- GPs’ obligations – in GMS, PMS, AMPS and PCTMS contracts particularly in relation to certificates issued by the Department of Work and Pensions;
- Collaborative arrangements – how these work and the GP’s position. There have recently been changes to the collaborate arrangement fees, and this guidance reflects this;
- Non-NHS work – where a GP can charge for the provision of a medical certificate, statement or report.
Examinations and sickness certificates – England
It should be noted that GPs are not required to provide sick notes for schoolchildren. When children are absent from school owing to illness, schools may request a letter from a parent or guardian, and this is no different during an exam period. However, children who have missed exams due to illness are frequently told by schools that a note from a doctor is required; but there is no requirement for this to be provided by a GP. Aside from the fact that parents/guardians are responsible for excusing their children from school, GPs cannot provide retrospective sickness certification. When a child suffers from a longterm condition, any certification will be provided by the responsible specialist.

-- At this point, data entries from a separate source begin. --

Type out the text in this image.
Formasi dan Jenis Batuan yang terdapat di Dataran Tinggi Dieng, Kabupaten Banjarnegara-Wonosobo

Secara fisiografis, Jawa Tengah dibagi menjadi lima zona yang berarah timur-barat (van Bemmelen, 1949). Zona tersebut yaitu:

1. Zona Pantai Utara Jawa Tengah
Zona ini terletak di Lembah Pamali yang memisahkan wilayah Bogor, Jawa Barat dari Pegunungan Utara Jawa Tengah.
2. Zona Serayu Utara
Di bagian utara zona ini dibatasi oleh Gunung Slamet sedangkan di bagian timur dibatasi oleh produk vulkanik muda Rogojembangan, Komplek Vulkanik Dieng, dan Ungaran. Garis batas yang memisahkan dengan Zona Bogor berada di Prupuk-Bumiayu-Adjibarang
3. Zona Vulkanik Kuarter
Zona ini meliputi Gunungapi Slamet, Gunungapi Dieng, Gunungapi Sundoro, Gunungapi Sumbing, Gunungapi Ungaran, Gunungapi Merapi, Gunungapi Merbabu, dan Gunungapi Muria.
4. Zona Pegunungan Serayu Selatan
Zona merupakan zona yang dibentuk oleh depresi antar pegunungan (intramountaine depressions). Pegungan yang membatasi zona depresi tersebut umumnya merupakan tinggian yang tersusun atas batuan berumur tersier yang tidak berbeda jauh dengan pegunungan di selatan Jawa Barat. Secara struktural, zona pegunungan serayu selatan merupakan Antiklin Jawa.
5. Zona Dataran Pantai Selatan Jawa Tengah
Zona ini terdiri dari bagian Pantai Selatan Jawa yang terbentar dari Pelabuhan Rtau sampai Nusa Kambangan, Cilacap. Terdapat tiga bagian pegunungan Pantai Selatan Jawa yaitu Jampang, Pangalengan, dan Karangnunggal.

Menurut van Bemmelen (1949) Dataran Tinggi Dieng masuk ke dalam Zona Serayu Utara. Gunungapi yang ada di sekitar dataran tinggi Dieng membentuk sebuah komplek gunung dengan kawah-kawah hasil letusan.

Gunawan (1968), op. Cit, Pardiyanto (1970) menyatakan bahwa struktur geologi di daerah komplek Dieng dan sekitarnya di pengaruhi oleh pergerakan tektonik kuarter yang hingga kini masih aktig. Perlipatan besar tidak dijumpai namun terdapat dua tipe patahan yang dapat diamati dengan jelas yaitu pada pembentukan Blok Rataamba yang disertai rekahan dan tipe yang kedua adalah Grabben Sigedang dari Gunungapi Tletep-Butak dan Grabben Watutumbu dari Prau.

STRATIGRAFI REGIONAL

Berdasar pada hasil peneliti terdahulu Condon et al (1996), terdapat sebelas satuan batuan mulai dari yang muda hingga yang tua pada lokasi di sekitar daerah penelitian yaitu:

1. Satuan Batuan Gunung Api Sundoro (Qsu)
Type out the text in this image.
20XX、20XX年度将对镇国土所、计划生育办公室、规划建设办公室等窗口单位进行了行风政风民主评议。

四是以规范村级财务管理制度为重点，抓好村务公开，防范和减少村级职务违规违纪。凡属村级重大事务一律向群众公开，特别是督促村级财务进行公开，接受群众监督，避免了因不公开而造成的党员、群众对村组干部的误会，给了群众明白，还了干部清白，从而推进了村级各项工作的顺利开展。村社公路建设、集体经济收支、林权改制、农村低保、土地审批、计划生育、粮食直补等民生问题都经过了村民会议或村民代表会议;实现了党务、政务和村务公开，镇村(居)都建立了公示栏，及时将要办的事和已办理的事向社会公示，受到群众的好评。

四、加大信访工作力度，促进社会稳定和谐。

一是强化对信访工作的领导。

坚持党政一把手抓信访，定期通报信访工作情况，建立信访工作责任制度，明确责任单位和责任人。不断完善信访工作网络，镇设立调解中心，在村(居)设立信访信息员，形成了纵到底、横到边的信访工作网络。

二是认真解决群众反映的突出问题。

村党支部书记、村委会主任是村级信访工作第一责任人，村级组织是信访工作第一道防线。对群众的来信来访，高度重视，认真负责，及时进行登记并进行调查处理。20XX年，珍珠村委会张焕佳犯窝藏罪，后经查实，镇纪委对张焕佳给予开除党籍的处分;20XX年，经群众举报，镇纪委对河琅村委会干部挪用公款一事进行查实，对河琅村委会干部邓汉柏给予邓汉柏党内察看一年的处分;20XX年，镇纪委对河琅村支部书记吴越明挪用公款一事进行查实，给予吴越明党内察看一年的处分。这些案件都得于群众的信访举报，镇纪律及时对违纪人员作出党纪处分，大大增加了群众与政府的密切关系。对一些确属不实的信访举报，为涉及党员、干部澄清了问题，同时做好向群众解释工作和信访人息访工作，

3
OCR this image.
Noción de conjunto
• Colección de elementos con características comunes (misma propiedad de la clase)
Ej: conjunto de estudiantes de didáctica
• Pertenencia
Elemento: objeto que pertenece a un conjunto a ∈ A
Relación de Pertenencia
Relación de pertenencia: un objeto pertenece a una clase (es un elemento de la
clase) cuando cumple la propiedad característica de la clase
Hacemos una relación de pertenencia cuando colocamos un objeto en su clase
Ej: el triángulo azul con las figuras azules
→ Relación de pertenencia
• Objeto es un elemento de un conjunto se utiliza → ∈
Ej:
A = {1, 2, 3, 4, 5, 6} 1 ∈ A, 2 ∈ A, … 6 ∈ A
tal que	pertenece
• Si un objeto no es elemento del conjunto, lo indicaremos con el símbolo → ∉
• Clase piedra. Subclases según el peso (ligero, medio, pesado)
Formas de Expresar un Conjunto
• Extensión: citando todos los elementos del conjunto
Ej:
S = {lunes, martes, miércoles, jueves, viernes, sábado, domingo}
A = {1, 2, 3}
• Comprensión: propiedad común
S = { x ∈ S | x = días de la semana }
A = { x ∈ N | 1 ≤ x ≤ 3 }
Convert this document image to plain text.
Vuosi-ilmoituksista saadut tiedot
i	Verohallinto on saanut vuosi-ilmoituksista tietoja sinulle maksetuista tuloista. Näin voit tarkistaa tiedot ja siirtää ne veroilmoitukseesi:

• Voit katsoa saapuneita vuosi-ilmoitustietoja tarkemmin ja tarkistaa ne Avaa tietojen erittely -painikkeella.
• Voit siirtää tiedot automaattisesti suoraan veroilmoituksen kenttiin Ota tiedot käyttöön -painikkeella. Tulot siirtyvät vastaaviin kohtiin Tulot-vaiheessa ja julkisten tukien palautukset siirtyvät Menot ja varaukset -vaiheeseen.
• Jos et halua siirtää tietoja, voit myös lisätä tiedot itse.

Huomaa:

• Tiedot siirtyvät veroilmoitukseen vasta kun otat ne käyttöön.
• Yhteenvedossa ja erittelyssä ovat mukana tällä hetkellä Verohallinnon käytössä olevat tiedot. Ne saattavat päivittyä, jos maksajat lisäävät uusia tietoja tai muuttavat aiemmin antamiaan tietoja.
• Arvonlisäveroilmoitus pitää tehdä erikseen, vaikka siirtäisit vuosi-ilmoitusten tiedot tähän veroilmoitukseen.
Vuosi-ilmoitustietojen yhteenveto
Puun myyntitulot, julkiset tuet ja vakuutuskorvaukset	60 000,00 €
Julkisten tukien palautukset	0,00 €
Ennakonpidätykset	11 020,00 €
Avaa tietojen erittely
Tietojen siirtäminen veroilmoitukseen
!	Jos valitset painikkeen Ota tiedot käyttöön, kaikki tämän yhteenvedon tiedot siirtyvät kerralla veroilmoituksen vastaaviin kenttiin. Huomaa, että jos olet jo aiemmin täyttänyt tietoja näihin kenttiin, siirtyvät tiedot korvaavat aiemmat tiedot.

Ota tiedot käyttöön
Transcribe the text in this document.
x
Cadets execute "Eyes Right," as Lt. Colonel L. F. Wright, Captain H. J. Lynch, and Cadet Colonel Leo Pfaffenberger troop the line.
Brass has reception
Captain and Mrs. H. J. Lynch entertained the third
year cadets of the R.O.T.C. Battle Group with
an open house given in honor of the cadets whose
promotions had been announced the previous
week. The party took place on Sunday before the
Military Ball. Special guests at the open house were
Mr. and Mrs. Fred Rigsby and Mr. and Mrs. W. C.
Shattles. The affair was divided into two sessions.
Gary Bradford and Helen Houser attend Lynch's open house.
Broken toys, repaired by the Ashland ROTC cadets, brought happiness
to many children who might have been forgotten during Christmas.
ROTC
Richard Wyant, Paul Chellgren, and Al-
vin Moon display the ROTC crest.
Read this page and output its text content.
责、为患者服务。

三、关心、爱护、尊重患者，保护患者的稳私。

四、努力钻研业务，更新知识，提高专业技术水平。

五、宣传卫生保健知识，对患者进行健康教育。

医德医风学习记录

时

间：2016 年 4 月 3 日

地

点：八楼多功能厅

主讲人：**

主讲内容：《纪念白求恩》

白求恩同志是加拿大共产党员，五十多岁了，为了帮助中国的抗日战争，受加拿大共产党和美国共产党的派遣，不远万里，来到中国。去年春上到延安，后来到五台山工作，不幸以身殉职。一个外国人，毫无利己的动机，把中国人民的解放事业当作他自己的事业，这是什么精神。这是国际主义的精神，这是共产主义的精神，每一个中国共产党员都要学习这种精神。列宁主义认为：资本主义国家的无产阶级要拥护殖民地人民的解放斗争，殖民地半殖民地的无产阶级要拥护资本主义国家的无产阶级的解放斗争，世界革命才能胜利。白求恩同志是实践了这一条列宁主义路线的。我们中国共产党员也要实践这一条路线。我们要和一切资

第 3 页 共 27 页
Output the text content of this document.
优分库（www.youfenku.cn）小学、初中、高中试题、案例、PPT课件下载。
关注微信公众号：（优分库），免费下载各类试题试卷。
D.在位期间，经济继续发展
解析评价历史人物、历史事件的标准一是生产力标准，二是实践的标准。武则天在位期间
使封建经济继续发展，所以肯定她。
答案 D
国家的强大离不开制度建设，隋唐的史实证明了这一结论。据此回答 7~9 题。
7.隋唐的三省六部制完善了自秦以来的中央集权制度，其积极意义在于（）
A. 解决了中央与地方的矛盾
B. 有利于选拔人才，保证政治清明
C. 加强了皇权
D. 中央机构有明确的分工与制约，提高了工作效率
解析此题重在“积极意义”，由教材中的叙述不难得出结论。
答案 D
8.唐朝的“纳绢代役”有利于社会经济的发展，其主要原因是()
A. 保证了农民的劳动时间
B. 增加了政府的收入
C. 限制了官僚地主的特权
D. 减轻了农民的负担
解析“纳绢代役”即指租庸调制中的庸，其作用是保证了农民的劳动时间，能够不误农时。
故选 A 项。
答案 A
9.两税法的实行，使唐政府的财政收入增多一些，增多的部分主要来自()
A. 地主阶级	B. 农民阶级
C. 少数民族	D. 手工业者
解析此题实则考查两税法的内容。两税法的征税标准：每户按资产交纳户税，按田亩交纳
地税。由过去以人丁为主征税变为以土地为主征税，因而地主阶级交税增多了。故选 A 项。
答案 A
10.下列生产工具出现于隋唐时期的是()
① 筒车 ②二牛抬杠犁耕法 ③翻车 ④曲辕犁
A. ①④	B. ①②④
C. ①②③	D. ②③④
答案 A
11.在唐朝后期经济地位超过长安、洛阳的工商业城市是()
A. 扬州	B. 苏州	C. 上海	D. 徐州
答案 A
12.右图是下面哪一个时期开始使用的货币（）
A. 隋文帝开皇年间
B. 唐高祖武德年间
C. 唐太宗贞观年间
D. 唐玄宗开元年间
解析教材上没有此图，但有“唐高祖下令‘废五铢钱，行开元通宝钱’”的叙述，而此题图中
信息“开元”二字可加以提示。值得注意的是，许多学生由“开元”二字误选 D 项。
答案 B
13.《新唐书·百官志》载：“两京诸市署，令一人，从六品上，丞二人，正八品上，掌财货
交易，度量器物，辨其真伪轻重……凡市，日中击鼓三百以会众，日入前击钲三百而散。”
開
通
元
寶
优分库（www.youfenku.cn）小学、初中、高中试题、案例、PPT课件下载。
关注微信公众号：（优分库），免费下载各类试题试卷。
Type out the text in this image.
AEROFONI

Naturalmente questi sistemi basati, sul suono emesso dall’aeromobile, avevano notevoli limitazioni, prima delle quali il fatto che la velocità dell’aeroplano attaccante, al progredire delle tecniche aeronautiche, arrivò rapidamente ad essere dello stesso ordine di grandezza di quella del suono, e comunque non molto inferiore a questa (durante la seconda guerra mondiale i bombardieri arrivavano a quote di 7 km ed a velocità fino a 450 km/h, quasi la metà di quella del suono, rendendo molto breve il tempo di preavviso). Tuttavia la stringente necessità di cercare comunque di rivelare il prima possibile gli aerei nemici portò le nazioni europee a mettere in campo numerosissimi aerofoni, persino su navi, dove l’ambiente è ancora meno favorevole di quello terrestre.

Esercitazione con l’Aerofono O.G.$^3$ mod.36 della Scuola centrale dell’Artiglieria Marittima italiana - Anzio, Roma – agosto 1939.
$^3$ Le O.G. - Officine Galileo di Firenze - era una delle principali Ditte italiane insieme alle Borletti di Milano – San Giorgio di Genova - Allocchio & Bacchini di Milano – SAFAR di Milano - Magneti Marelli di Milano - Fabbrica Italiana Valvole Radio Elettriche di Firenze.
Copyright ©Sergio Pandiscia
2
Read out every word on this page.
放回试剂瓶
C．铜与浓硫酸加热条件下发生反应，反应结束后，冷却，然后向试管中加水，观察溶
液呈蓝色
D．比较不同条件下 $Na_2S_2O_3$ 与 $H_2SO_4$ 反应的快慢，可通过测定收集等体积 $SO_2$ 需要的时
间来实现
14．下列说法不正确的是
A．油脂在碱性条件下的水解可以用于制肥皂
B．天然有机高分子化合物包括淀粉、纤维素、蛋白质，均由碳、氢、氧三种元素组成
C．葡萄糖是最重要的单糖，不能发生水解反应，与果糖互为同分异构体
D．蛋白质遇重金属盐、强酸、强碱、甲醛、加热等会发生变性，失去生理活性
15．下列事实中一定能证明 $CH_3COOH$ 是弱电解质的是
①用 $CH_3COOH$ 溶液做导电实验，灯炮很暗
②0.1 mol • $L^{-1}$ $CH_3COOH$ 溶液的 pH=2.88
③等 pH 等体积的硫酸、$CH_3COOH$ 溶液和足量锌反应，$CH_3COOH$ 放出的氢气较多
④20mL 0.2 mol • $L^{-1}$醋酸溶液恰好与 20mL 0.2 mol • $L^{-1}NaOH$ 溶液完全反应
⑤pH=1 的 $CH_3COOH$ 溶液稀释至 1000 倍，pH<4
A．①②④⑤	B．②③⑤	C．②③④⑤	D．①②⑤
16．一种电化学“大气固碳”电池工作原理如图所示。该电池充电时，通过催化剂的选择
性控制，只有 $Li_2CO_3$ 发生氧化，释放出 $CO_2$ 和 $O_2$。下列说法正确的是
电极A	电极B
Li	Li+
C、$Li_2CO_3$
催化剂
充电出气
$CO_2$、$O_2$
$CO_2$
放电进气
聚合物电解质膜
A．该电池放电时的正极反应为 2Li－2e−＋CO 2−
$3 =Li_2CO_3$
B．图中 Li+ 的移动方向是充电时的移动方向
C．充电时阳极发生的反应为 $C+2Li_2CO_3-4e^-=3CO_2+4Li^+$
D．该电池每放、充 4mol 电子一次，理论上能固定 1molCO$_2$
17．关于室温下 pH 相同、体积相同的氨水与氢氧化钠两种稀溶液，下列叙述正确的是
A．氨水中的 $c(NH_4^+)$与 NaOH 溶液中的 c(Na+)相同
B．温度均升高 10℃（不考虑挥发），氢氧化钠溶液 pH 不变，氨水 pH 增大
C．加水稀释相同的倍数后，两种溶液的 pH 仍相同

The GPC has sought and received confirmation from the Office of the Qualifications and Examinations Regulator that Awarding Organisations make no requirement for pupils to obtain a medical certificate in support of their application for special consideration. Students are asked for information in support of their application, but this may take the form of a statement by the school. The Joint Council for Qualifications has confirmed that as far as they are concerned, if a student was absent from an examination as a result of illness and has the support of the school or centre to be absent, special consideration will be granted on that basis. Awarding organisations do not insist that medical proof is provided.